Dean Bubley: VCC gaining traction
Dean Bubley post at his Disruptive Wireless blog "about VCC emerging as the key SIP-based approach to fixed-mobile convergence." After spending two days at the FMC Summit in Amsterdam, Bubley notes that VCC "has come up over and over again - not just from vendors, but from some of the largest operators in Europe."
Bubley has "the distinct impression that standardisation [of VCC] is the only thing standing in the way of ditching UMA in favour of SIP." He writes:
This fits with my understanding that low-level UMA deployment is pretty cheap. It has severe limitations, but it works OK as essentially an extended trial technology - enabling the carrier to get some detail and experience about customers' preferences and key operational practices (billing, marketing, bundling, user interface, pricing, coverage etc). It's also got some handsets already shipping.Bubley concludes that:
Conversely, VCC/SIP fits better with operators' medium-term strategies around integrating quad-play services, many of which won't use a mobile core network, unlike UMA's Voice & GPRS. I'm being told that these services will integrate a dual-mode handset (or even a WiFi-only one) with IPTV, Internet services, gaming, and a whole slew of hybrids.

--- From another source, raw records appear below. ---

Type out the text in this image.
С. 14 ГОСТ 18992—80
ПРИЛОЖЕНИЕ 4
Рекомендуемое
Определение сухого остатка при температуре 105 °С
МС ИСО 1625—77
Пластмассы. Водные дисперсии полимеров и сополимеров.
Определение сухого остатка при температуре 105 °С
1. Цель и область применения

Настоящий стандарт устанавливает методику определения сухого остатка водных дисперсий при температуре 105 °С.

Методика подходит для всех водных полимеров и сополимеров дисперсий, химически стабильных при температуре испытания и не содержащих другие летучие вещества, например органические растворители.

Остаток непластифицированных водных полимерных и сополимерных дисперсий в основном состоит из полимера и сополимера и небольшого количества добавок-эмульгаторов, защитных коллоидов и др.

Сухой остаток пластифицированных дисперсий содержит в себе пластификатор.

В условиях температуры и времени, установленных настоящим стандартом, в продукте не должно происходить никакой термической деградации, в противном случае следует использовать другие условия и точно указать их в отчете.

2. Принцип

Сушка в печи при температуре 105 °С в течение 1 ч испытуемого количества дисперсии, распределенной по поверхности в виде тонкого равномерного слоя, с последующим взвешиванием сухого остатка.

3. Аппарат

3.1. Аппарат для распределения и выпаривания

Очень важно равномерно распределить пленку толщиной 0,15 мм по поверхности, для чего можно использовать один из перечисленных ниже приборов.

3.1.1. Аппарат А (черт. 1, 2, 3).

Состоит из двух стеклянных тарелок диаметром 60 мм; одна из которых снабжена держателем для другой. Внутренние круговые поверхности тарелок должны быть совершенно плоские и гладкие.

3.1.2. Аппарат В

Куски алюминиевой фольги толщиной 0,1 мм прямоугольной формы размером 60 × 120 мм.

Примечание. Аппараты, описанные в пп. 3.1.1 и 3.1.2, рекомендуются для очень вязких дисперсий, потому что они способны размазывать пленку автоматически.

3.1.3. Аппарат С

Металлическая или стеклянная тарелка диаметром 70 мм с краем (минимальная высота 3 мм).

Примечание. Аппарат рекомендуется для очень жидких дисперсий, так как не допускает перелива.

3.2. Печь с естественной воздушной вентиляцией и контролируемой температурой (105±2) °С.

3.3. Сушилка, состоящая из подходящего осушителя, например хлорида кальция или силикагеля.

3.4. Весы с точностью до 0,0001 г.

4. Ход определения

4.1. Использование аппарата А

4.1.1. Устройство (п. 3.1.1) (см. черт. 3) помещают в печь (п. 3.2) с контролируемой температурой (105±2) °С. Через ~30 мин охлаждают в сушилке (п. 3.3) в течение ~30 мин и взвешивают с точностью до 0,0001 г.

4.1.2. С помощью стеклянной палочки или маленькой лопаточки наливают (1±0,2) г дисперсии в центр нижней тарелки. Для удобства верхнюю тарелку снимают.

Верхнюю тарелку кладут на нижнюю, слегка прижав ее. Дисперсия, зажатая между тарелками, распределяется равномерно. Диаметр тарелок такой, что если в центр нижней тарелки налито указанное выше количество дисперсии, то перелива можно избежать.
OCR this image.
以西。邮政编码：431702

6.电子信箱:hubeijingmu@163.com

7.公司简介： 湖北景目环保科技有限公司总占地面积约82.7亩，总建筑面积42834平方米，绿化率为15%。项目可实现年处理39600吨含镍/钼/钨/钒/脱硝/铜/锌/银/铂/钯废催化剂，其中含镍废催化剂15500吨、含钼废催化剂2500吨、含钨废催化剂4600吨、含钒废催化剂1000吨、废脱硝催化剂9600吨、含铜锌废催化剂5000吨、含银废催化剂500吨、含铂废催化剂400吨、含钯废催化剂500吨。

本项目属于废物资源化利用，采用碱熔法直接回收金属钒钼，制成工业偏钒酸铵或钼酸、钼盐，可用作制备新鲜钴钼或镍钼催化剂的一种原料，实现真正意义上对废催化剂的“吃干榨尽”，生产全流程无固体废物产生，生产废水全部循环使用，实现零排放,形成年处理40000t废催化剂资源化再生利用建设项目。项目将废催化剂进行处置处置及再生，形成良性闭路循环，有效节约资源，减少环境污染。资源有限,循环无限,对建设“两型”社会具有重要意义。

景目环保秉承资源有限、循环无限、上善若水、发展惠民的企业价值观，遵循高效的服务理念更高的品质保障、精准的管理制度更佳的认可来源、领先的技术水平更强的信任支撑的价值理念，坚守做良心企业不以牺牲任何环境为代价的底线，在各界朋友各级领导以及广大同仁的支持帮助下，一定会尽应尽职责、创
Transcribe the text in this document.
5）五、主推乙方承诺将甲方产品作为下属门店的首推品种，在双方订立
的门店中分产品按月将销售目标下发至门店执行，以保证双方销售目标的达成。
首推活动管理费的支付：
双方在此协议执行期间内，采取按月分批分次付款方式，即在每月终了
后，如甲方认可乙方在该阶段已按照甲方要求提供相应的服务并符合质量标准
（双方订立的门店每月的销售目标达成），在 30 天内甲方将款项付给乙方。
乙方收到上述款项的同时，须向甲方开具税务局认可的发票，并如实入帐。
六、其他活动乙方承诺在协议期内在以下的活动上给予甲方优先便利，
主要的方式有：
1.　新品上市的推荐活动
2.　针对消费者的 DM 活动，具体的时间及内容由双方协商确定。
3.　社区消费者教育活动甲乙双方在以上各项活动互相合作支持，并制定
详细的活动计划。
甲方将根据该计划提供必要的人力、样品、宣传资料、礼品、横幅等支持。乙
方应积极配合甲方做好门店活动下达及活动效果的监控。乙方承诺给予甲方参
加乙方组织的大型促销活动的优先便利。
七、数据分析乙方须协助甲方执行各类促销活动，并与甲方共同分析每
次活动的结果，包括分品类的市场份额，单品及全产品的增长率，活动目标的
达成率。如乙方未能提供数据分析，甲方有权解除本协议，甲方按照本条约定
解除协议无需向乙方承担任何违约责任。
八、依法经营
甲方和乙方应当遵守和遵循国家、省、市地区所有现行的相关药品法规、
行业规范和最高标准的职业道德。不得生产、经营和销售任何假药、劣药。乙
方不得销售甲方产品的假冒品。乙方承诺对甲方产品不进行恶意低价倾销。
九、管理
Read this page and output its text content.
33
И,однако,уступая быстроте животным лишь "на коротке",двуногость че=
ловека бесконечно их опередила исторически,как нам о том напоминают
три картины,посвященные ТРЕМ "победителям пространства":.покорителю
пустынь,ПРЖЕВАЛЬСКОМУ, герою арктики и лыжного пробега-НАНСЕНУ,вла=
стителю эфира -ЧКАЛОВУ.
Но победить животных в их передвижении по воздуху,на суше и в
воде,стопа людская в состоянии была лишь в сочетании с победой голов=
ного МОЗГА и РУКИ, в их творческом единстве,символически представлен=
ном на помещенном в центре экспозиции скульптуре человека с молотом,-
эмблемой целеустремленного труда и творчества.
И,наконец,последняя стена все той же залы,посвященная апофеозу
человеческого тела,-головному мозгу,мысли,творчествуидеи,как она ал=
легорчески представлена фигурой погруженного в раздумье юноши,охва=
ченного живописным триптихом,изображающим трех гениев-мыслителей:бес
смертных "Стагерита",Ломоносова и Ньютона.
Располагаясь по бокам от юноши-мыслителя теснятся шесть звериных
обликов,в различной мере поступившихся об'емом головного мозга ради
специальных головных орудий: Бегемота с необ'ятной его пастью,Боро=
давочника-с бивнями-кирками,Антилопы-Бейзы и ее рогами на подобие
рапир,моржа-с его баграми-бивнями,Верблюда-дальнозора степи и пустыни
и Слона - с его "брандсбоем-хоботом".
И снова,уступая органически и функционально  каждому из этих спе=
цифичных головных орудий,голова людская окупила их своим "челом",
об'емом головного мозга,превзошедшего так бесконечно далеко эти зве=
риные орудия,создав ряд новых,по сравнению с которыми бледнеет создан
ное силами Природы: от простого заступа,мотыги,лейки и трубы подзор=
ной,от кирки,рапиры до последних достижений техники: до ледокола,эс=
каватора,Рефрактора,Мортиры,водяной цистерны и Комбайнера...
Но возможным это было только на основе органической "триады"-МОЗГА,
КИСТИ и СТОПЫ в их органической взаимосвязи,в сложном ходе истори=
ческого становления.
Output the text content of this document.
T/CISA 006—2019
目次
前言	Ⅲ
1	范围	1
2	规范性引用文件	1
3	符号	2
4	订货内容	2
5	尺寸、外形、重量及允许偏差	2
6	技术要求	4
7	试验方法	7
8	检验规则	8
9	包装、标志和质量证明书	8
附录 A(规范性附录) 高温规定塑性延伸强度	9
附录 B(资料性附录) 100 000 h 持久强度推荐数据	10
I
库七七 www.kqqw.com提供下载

My only concern is that none of the handset manufacturers have yet nailed their VCC colours to the mast. To be fair, it isn't standardised yet. And there are some handset software suppliers already advocating it (the MobileIgnite alliance members, for example). However - if there's anyone out their in handset-land that's relaxing after getting their UMA platform sorted, I'd suggest knuckling down and getting VCC on the roadmap ASAP. The same goes for chipset suppliers and SIP software client specialists.